1. O Novo Sistema de Wall Street

A estrutura e a dinâmica do sistema bancário de Wall Street mudaram drasticamente no quarto de século após meados dos anos 1980. As principais características do novo sistema incluem: (i) a ascensão do modelo credor-negociante; (ii) a arbitragem especulativa e o estouro da bolha no preço dos ativos; (iii) o empenho em maximizar a alavancagem e a expansão do balanço patrimonial; (iv) a ascensão do sistema bancário paralelo, com seu braço londrino, e as "inovações financeiras" associadas; (v) a proeminência dos mercados monetários e sua transformação em financiadores de negócios especulativos em bolhas de ativos; (iv) o novo papel central de derivativos de crédito. Essas mudanças reforçaram-se mutuamente, formando um todo integrado e complexo, que depois se desintegrou ao longo de 2008. Examinaremos cada uma delas brevemente.

Modelos de negócios

Durante a maior parte do período pós-guerra, os bancos de investimento de Wall Street envolviam-se muito pouco eles mesmos no comércio de títulos, diferentemente do que faziam em nome de seus clientes; enquanto os bancos comerciais depositários desprezavam esse tipo de atividade. Mas, a partir de meados da década de 1980, os investimentos diretos (proprietary trading) em títulos financeiros e outros foram se transformando numa atividade cada vez mais central para os bancos de investimento e até mesmo para muitos bancos comerciais. Essa mudança estava relacionada, de início, à nova volatilidade dos mercados de câmbio após o desmantelamento de Bretton Woods; e, depois, às oportunidades criadas pela liberalização financeira doméstica, sobretudo ao descarte dos controles de capital e à abertura de outros sistemas financeiros nacionais a operadores americanos. Essas mudanças proporcionaram oportunidades para uma grande expansão das negociações em Wall Street, que se tornariam uma fonte crucial de lucros para os bancos de investimento.[6] A guinada na direção do investimento direto especulativo em títulos financeiros foi liderada pelo Salomon Brothers, cujo Arbitrage Group foi estabelecido em 1977 e adquiriu lucratividade extraordinária sob o comando de John Meriwether durante os anos 1980.[7]
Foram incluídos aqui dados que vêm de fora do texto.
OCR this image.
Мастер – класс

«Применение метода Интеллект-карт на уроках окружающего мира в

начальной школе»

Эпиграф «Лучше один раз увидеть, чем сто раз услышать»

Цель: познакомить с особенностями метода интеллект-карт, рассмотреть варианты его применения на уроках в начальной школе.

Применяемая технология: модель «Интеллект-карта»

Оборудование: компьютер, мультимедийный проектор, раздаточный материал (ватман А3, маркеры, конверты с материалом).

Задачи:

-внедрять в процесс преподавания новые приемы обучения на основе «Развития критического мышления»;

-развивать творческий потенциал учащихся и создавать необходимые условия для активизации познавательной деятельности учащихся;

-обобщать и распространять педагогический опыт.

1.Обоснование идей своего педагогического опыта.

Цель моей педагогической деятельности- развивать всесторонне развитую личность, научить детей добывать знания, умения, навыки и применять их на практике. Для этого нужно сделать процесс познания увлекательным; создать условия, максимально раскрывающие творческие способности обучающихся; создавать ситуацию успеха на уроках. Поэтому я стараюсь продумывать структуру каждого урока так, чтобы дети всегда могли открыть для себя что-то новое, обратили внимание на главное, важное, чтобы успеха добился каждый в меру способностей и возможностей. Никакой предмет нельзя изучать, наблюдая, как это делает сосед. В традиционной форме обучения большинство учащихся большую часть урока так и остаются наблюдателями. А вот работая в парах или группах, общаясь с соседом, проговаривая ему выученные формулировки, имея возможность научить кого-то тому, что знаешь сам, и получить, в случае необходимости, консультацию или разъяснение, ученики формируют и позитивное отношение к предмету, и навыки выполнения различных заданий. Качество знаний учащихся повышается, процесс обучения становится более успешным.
Além de começar a investir eles mesmos em títulos financeiros, os bancos de Wall Street envolveram-se cada vez mais no empréstimo de fundos a outras instituições, para que elas os usassem em negociações: fundoshedges, os chamados grupos de private equity (que investem em empresas), ou veículos de investimento especial (SIV) e conduits, criados pelos próprios bancos de investimento.8 Esses empréstimos, conhecidos no jargão como corretagem prime, também eram uma atividade extremamente lucrativa para os bancos de Wall Street: para muitos, sua principal fonte de renda (Mackintosh, 2008). Essa guinada para o modelo credor-negociante não significou que os bancos de investimento suspenderam suas atividades de corretagem, administração de fundos etc. Mas essas atividades adquiririam nova importância à medida que forneciam aos bancos grandes quantidades de informações em tempo real sobre os mercados, algo de grande valia para suas próprias atividades de negociação.9

Atividades de negociação, aqui, não significam investimentos de longo prazo, no estilo de Warren Buffet, neste ou naquele título, mas comprar e vender ativos reais e financeiros para explorar – até mesmo gerando – diferenças de preço e variações de preço. Esse tipo de "arbitragem especulativa" tornou-se uma das atividades centrais não apenas dos bancos de investimento, mas também de bancos comerciais (Saber, 1999). O mesmo ocorreu com o esforço para gerar bolhas nos preços de ativos. Repetidamente, Wall Street podia entrar num mercado em particular, gerar uma bolha de preços, auferir grandes lucros provenientes de especulação e então se retirar, estourando a bolha. Esse tipo de atividade era muito fácil nas chamadas economias emergentes com mercados pequenos de ações ou de títulos de dívidas. Os bancos de Wall Street ganharam muita experiência em inflar essas bolhas nos mercados de ações poloneses, checos ou russos nos anos 1990 e depois estourá-las, gerando muitos lucros. A bolha ponto.com nos Estados Unidos mostrou então como a mesma operação poderia ser realizada no centro sem prejuízo significativo para os bancos de Wall Street (diferentemente de alguns operadores europeus, notadamente as companhias de seguros, ansiosas por lucrar com a bolha, mas atingidas por seu estouro).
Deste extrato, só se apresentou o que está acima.